Miller, who has lived in the town for just two years, said it was the sense
of community and the people that brought him to Burns Harbor and he wants a
comprehensive plan that will serve everyone.
“People are coming from all over,” Miller said. “These people will cause
development to happen. The question is whether it will be controlled and
planned or be haphazard.”
In the closest race of the night, the incumbent James McGee defeated
first-time nominee Kurt Jordan 43-36 for the Ward 2 nomination. McGee wasn’t
in attendance because of a family emergency, but received support from Weibl.

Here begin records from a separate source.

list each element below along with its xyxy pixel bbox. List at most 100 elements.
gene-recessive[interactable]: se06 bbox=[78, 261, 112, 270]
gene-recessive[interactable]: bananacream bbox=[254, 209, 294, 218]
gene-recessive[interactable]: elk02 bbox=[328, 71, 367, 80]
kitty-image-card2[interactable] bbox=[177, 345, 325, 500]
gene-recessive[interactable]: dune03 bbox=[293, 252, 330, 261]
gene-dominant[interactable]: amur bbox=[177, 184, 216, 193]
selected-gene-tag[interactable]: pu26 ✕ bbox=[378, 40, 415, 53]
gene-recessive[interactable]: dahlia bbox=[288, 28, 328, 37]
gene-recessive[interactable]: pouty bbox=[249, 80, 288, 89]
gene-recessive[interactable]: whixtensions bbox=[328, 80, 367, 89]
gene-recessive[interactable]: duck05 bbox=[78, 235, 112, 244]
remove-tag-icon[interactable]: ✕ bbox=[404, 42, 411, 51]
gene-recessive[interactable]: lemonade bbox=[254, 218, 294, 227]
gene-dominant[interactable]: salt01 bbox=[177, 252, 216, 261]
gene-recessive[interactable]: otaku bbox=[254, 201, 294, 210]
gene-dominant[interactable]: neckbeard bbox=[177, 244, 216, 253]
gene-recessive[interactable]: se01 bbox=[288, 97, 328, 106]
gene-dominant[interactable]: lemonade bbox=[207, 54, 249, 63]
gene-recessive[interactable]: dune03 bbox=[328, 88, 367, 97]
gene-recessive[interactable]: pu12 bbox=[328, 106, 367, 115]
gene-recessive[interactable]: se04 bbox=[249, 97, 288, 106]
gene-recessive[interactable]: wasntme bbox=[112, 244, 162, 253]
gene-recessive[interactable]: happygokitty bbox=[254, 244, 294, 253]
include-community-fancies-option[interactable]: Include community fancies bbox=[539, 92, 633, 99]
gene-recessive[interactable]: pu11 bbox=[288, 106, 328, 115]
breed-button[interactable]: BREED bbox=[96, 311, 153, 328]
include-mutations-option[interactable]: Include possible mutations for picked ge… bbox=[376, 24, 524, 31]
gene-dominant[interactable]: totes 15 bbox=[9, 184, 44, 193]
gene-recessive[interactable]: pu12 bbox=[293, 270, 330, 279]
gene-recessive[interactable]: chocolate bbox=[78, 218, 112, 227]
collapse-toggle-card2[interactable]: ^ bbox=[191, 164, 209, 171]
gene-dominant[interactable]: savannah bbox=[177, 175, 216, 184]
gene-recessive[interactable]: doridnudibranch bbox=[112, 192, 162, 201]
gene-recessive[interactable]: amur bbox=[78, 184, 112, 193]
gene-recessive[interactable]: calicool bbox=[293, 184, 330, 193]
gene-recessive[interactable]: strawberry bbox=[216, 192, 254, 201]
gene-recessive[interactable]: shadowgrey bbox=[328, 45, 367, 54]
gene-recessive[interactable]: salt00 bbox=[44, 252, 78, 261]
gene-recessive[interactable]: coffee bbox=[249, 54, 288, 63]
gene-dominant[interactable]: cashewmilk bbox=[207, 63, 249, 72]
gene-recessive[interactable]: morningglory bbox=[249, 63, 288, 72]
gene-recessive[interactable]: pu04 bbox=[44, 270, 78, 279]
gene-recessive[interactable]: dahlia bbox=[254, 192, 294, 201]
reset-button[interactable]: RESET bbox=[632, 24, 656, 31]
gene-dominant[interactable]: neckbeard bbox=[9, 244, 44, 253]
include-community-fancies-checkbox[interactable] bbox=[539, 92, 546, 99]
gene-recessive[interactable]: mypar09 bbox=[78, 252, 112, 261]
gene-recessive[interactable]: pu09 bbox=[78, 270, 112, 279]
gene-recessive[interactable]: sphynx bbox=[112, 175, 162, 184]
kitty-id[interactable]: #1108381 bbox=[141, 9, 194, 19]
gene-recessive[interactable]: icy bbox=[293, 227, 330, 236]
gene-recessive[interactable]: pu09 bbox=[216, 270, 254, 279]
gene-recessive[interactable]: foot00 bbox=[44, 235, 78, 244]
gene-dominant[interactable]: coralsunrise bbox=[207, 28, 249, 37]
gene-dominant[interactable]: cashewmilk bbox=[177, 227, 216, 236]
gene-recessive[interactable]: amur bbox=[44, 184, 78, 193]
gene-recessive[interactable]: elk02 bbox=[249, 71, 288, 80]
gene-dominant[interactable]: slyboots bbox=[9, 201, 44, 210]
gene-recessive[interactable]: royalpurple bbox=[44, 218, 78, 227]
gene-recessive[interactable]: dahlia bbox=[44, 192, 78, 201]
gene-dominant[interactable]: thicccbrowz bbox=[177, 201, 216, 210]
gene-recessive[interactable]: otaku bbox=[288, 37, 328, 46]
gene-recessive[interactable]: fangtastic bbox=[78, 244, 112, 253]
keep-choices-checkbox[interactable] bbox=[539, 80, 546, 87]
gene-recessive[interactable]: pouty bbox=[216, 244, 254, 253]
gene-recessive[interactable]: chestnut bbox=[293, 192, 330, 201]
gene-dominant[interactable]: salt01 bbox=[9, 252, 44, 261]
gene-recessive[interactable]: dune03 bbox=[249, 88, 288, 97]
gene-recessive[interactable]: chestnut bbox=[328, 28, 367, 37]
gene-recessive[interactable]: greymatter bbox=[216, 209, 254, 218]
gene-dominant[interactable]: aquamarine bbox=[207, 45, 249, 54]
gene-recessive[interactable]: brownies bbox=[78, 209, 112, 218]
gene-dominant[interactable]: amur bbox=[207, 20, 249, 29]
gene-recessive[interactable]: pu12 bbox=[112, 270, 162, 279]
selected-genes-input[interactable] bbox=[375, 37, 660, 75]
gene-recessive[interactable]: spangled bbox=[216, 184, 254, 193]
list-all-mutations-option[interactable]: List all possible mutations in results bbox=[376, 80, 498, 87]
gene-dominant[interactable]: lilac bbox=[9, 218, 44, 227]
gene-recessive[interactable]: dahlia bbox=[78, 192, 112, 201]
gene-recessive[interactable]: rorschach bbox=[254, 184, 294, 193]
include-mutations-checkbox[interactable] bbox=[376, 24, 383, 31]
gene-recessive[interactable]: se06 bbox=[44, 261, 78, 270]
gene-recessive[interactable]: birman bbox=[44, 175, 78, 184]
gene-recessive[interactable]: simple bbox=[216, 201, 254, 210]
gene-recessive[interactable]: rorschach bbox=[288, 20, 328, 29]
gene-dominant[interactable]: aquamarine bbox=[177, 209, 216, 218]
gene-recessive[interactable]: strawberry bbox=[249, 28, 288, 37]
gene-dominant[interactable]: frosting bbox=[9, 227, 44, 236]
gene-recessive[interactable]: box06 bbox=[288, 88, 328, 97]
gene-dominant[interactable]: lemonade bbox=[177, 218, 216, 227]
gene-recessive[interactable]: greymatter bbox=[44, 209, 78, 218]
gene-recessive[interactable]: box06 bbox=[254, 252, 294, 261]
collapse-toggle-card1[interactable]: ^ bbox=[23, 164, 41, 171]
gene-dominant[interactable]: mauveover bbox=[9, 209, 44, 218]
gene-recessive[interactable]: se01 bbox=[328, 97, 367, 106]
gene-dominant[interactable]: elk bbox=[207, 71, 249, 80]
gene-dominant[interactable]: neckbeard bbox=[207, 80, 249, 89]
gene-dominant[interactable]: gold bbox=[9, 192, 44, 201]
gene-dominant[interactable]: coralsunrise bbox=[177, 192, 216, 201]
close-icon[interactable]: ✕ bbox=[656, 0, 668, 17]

“Jim has been on the town council for a long time,” Weibl said. “He tries to
bring a very thoughtful approach to the decisions he makes. He has been an
asset to this town.”
In Ward 3, where incumbent Cliff Fleming decided not to run for re-election,
Eric Hull defeated Raymond Poparad 46-34 to earn the nomination.
“A lot of great people have done great things to make (Burns Harbor) what it
is today,” Hull, a seven-year resident said. “I want to learn from the
progress they made and not repeat the mistakes. I want to be involved with
the people and find out exactly what is the best option.”
No Democrat ran for the nomination for the fifth seat on the town council,
which is held by Republican Mike Perrine.
On the GOP Side
There will be no need for a Republican caucus, on the other hand, as all
four Republican candidates are running unopposed.
•Ward 1: incumbent Robert “Mike” Perrine.
•Ward 3: Jeffrey Freeze.
•At-large: Rick Hummel and Jack Given.